On 10/5/21 03:21, Matteo Bruni wrote:
On Mon, Oct 4, 2021 at 3:52 AM Zebediah Figura zfigura@codeweavers.com wrote:
Signed-off-by: Zebediah Figura zfigura@codeweavers.com
This series is kind of an RFC, though, because I'm not actually sure we want to do this. The obvious benefit is that we get rid of a lot of common boilerplate that's otherwise pretty hard to sidestep—as shown by the diffstat in patch 3. On the other hand, we might want to do something like GCC's "x <aka y>", in which case this would be a step in the wrong direction (and a pretty impactful step at that.)

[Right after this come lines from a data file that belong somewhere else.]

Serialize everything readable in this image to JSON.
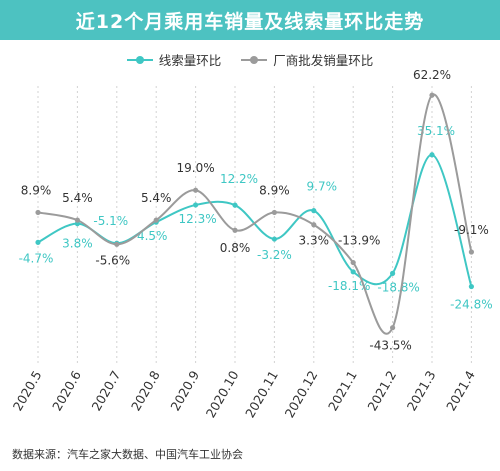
{
  "header": {
    "title": "近12个月乘用车销量及线索量环比走势"
  },
  "source": "数据来源：汽车之家大数据、中国汽车工业协会",
  "colors": {
    "teal": "#3fc7c4",
    "gray": "#9b9b9b",
    "header_bg": "#4dc2c1"
  },
  "chart_data": {
    "type": "line",
    "title": "近12个月乘用车销量及线索量环比走势",
    "categories": [
      "2020.5",
      "2020.6",
      "2020.7",
      "2020.8",
      "2020.9",
      "2020.10",
      "2020.11",
      "2020.12",
      "2021.1",
      "2021.2",
      "2021.3",
      "2021.4"
    ],
    "series": [
      {
        "name": "线索量环比",
        "color": "#3fc7c4",
        "values": [
          -4.7,
          3.8,
          -5.1,
          4.5,
          12.3,
          12.2,
          -3.2,
          9.7,
          -18.1,
          -18.8,
          35.1,
          -24.8
        ],
        "labels": [
          "-4.7%",
          "3.8%",
          "-5.1%",
          "4.5%",
          "12.3%",
          "12.2%",
          "-3.2%",
          "9.7%",
          "-18.1%",
          "-18.8%",
          "35.1%",
          "-24.8%"
        ]
      },
      {
        "name": "厂商批发销量环比",
        "color": "#9b9b9b",
        "values": [
          8.9,
          5.4,
          -5.6,
          5.4,
          19.0,
          0.8,
          8.9,
          3.3,
          -13.9,
          -43.5,
          62.2,
          -9.1
        ],
        "labels": [
          "8.9%",
          "5.4%",
          "-5.6%",
          "5.4%",
          "19.0%",
          "0.8%",
          "8.9%",
          "3.3%",
          "-13.9%",
          "-43.5%",
          "62.2%",
          "-9.1%"
        ]
      }
    ],
    "legend": "top-center",
    "grid": "vertical-dashed"
  }
}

This is generally fine to me, although I don't think I see much of an improvement from this going forward. Basically all the cases that are simplified in patch 3 are error messages (unsurprisingly); simplifying the code for those is nice and good but probably not too big of a deal. It would be more significant if we were to add many more errors down the line or if the same kind of boilerplate started to be required in some other places, possibly far from error paths. Maybe that's actually the case?
Nothing that occurs to me at the moment, no.
On the other hand I wouldn't be surprised if we add a lot more errors going forward...
I guess that kind of "x (aka y)" notes in error messages would be nice to have, although probably not critical. I don't know that the changes made by this patch series would matter a whole lot in that regard though? It shouldn't make a difference for named types and those are often the most interesting ones to "unravel" (I'm thinking of the usual typedef case here).
I wasn't really planning on implementing it any time soon, but I don't want to step in the wrong direction if it's desirable at all.
The idea is that if you want "x (aka y)" you'd probably add that capability to hlsl_type_to_string() [or introduce a similar function while keeping hlsl_type_to_string() around].
I guess that name too could always be stored in the type object...
Or we could forgo this series but have special format modifiers for various things. That takes work too though. Probably best just to leave things alone for now.
(This series also has us taking a bit more memory, but it's not a lot. We already allocate names for all numeric types, since they aren't keywords.)
Yeah, I'm not particularly concerned by that either.